26 May – Ben Cornell, Hope Church

Fish don’t climb trees

In our youth group we have introduced a question tin. The young people jumped straight in with: ‘When I die, do I go straight to Heaven? How does that work?’ ‘What about people going to Hell?’ and the like. These are tough questions, not least because the answers come with a helping of mystery, the unknowable, which, let’s face it, looks like a cop-out and feels unsatisfying. This is where I jump in with: ‘Try explaining tree-climbing to a fish.’ Some things are simply beyond us to understand, and rightly so. This is the God who created the Universe, after all. Nevertheless, scratch the surface of an enquiring mind and these profound questions spill out like the intestines of a fish whose underbelly has snagged on a sharp twig.

As Christians we don’t have comprehensive answers to the toughies. We can direct someone to CS Lewis, who had a good go at most toughies, but we must recognise how important it is to be honest about mystery, the limits of understanding. Perhaps the mystery tells us something about who God is. Why does he leave us with unanswerable questions instead of equipping us with a list of slam-dunkers for any apologetic discussion? Why does he leave us with huge questions, the answers to which even Christians don’t agree? Predestination, to name but one.

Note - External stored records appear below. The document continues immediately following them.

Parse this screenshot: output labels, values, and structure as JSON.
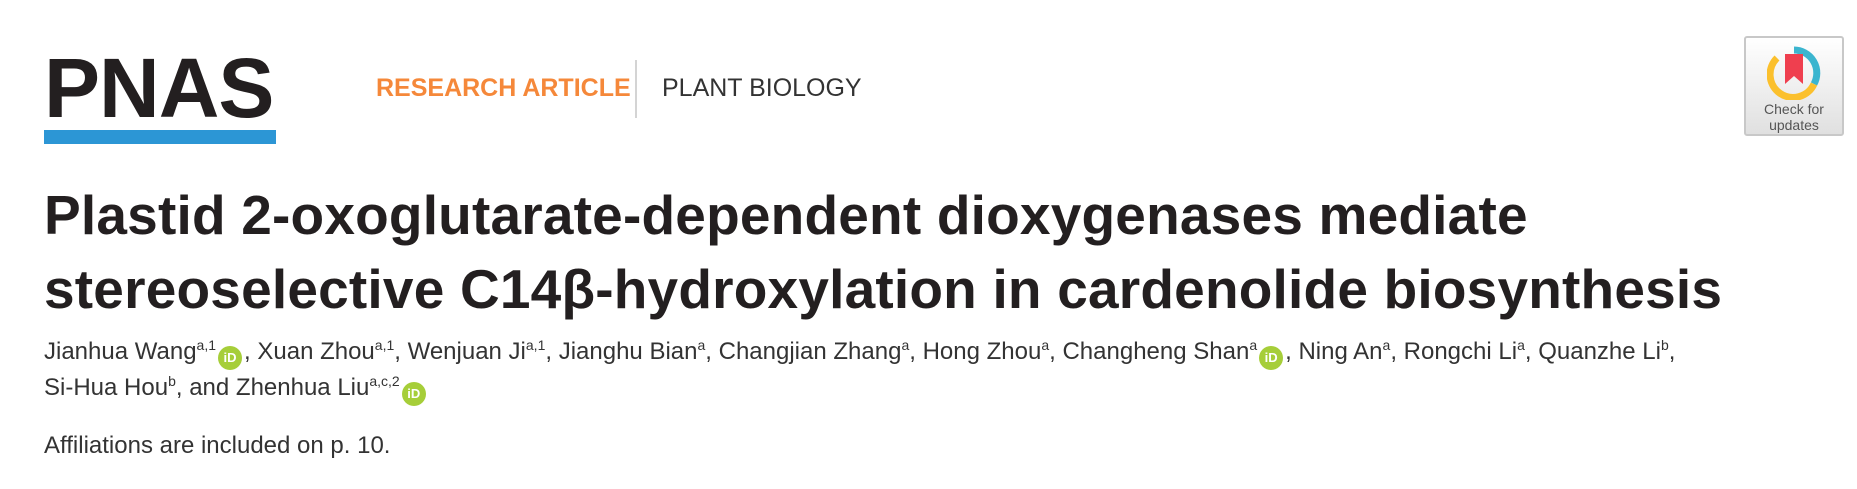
{
  "header": {
    "logo": "PNAS",
    "colors": {
      "logo_bar": "#2c96d5",
      "research_article": "#f5883a",
      "orcid": "#a6ce39"
    },
    "article_type": "RESEARCH ARTICLE",
    "subject": "PLANT BIOLOGY",
    "check_updates": {
      "line1": "Check for",
      "line2": "updates",
      "icon": "crossmark-icon"
    }
  },
  "title": {
    "line1": "Plastid 2-oxoglutarate-dependent dioxygenases mediate",
    "line2": "stereoselective C14β-hydroxylation in cardenolide biosynthesis"
  },
  "authors": {
    "line1": [
      {
        "name": "Jianhua Wang",
        "sup": "a,1",
        "orcid": true,
        "sep": ", "
      },
      {
        "name": "Xuan Zhou",
        "sup": "a,1",
        "orcid": false,
        "sep": ", "
      },
      {
        "name": "Wenjuan Ji",
        "sup": "a,1",
        "orcid": false,
        "sep": ", "
      },
      {
        "name": "Jianghu Bian",
        "sup": "a",
        "orcid": false,
        "sep": ", "
      },
      {
        "name": "Changjian Zhang",
        "sup": "a",
        "orcid": false,
        "sep": ", "
      },
      {
        "name": "Hong Zhou",
        "sup": "a",
        "orcid": false,
        "sep": ", "
      },
      {
        "name": "Changheng Shan",
        "sup": "a",
        "orcid": true,
        "sep": ", "
      },
      {
        "name": "Ning An",
        "sup": "a",
        "orcid": false,
        "sep": ", "
      },
      {
        "name": "Rongchi Li",
        "sup": "a",
        "orcid": false,
        "sep": ", "
      },
      {
        "name": "Quanzhe Li",
        "sup": "b",
        "orcid": false,
        "sep": ","
      }
    ],
    "line2": [
      {
        "name": "Si-Hua Hou",
        "sup": "b",
        "orcid": false,
        "sep": ", and "
      },
      {
        "name": "Zhenhua Liu",
        "sup": "a,c,2",
        "orcid": true,
        "sep": ""
      }
    ],
    "orcid_label": "iD"
  },
  "affiliations": "Affiliations are included on p. 10."
}
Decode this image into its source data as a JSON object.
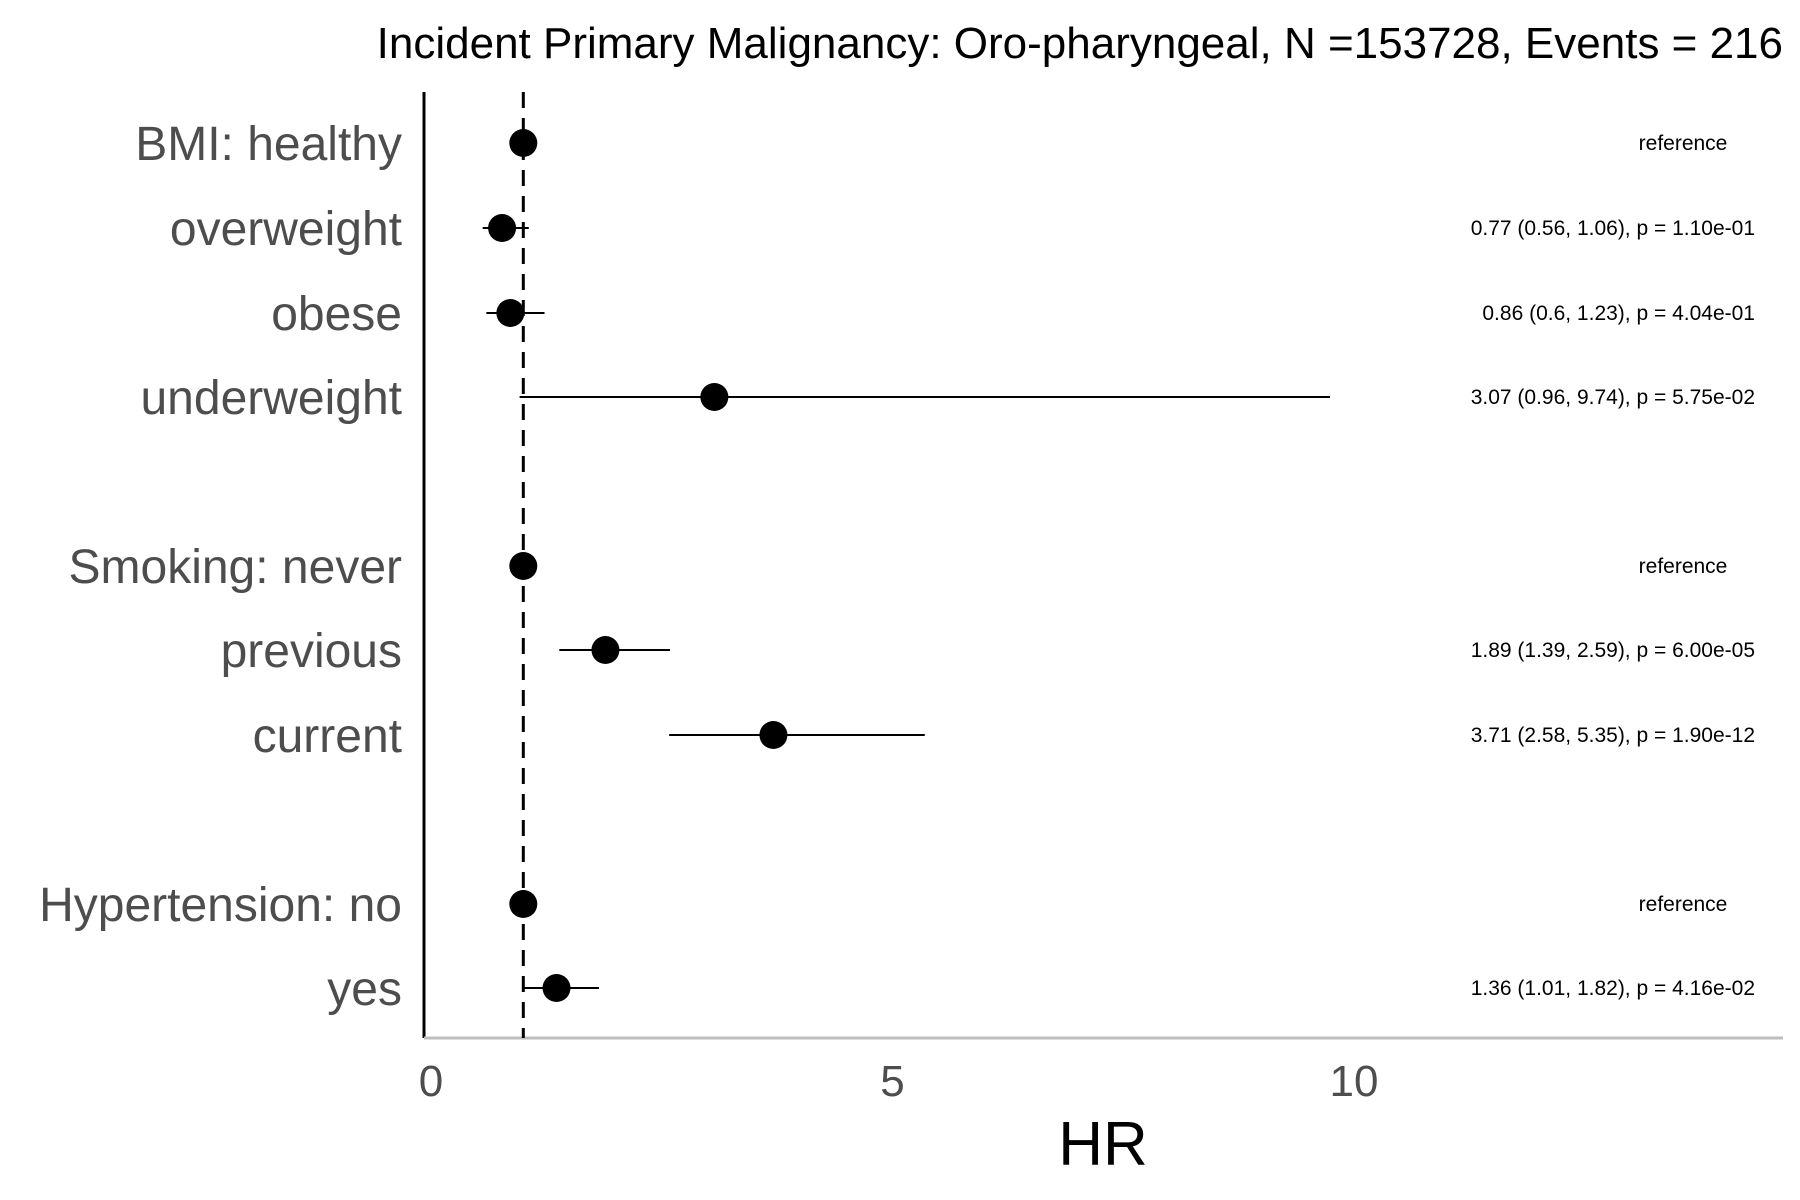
{
  "chart_data": {
    "type": "scatter",
    "subtype": "forest-plot",
    "title": "Incident Primary Malignancy: Oro-pharyngeal, N =153728, Events = 216",
    "xlabel": "HR",
    "ylabel": "",
    "xlim": [
      0,
      14.6
    ],
    "x_ticks": [
      0,
      5,
      10
    ],
    "x_tick_labels": [
      "0",
      "5",
      "10"
    ],
    "reference_line": 1,
    "grid": false,
    "colors": {
      "point": "#000000",
      "axis": "#000000",
      "x_axis": "#bebebe",
      "label": "#4d4d4d"
    },
    "rows": [
      {
        "label": "BMI: healthy",
        "hr": 1,
        "lower": null,
        "upper": null,
        "annotation": "reference"
      },
      {
        "label": "overweight",
        "hr": 0.77,
        "lower": 0.56,
        "upper": 1.06,
        "annotation": "0.77 (0.56, 1.06), p = 1.10e-01"
      },
      {
        "label": "obese",
        "hr": 0.86,
        "lower": 0.6,
        "upper": 1.23,
        "annotation": "0.86 (0.6, 1.23), p = 4.04e-01"
      },
      {
        "label": "underweight",
        "hr": 3.07,
        "lower": 0.96,
        "upper": 9.74,
        "annotation": "3.07 (0.96, 9.74), p = 5.75e-02"
      },
      {
        "label": "Smoking: never",
        "hr": 1,
        "lower": null,
        "upper": null,
        "annotation": "reference"
      },
      {
        "label": "previous",
        "hr": 1.89,
        "lower": 1.39,
        "upper": 2.59,
        "annotation": "1.89 (1.39, 2.59), p = 6.00e-05"
      },
      {
        "label": "current",
        "hr": 3.71,
        "lower": 2.58,
        "upper": 5.35,
        "annotation": "3.71 (2.58, 5.35), p = 1.90e-12"
      },
      {
        "label": "Hypertension: no",
        "hr": 1,
        "lower": null,
        "upper": null,
        "annotation": "reference"
      },
      {
        "label": "yes",
        "hr": 1.36,
        "lower": 1.01,
        "upper": 1.82,
        "annotation": "1.36 (1.01, 1.82), p = 4.16e-02"
      }
    ]
  }
}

I think it is because there is a lesson in the unresolvable. It matters more how we conduct ourselves in the debate, than that I, Joe Bloggs, have got it all totally right. Why? Because relationship is what matters most. And our relationship with God is what develops the trust to put as at ease with being fish, even if that means we sometimes fall short in explaining arboreal-scaling to other fish.